Di mata Amien, berpolitik itu adalah jalan ibadah. Dengan demikian maka setiap sikap dan perbuatan politik harus dilihat dalam kerangka ibadah tersebut. Amien dalam derajat tertentu sangat paham soal peranan modal dalam politik. Namun Amien berusaha menjadikan modal itu hanya sebagai oli mesin politik agar tetap bergerak dalam berkhidmat menegakkan amar makruf nahi mungkar. Dalam konteks itulah seharusnya Amien Rais harus dibaca oleh publik.

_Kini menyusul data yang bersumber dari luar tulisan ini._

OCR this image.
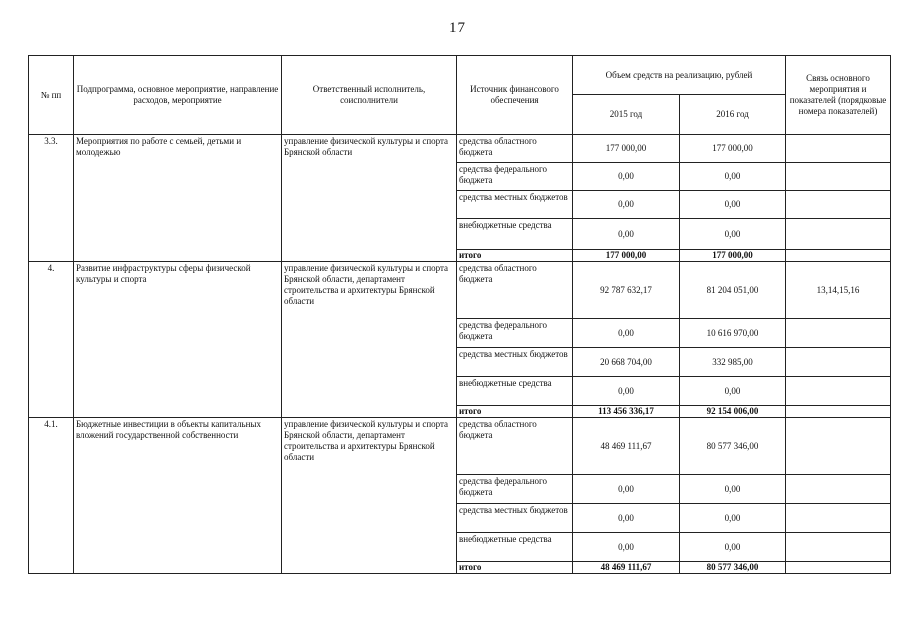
17
№ пп	Подпрограмма, основное мероприятие, направление расходов, мероприятие	Ответственный исполнитель, соисполнители	Источник финансового обеспечения	Объем средств на реализацию, рублей		Связь основного мероприятия и показателей (порядковые номера показателей)
				2015 год	2016 год	
3.3.	Мероприятия по работе с семьей, детьми и молодежью	управление физической культуры и спорта Брянской области	средства областного бюджета	177 000,00	177 000,00	
			средства федерального бюджета	0,00	0,00	
			средства местных бюджетов	0,00	0,00	
			внебюджетные средства	0,00	0,00	
			итого	177 000,00	177 000,00	
4.	Развитие инфраструктуры сферы физической культуры и спорта	управление физической культуры и спорта Брянской области, департамент строительства и архитектуры Брянской области	средства областного бюджета	92 787 632,17	81 204 051,00	13,14,15,16
			средства федерального бюджета	0,00	10 616 970,00	
			средства местных бюджетов	20 668 704,00	332 985,00	
			внебюджетные средства	0,00	0,00	
			итого	113 456 336,17	92 154 006,00	
4.1.	Бюджетные инвестиции в объекты капитальных вложений государственной собственности	управление физической культуры и спорта Брянской области, департамент строительства и архитектуры Брянской области	средства областного бюджета	48 469 111,67	80 577 346,00	
			средства федерального бюджета	0,00	0,00	
			средства местных бюджетов	0,00	0,00	
			внебюджетные средства	0,00	0,00	
			итого	48 469 111,67	80 577 346,00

Sebagai sosok ilmuan sekaligus praktisi politik, hanya Amienlah profesor yang tetap sukses mempertahankan partainya hingga saat ini. Kita tahu dimasa reformasi banyak profesor bikin partai politik, namun semuanya tumbang oleh sejarah. Profesor Deliar Noer dengan PUI-nya, Profesor Ryaas Rasyid dengan PDK-nya, Prof. Yusril Ihza Mahendra dengan PBB.nya, hingga Prof. Dimyati Hartono dengan partainya itu.
Meski mampu mempertahankan PAN, namun Amien belum puas betul, karena partai itu belum menjadi penentu kebijakan makro pembangunan nasional kita. Mengapa? Karena PAN hanya tampil sebagai partai di papan tengah. Ini juga kerisauan Amien Rais. Kerisauan inilah yang kemudian sering disalah pahami oleh orang-orang yang tak paham visi politik dan mimpi-mimpi Amien Rais dalam membangun bangsa ini.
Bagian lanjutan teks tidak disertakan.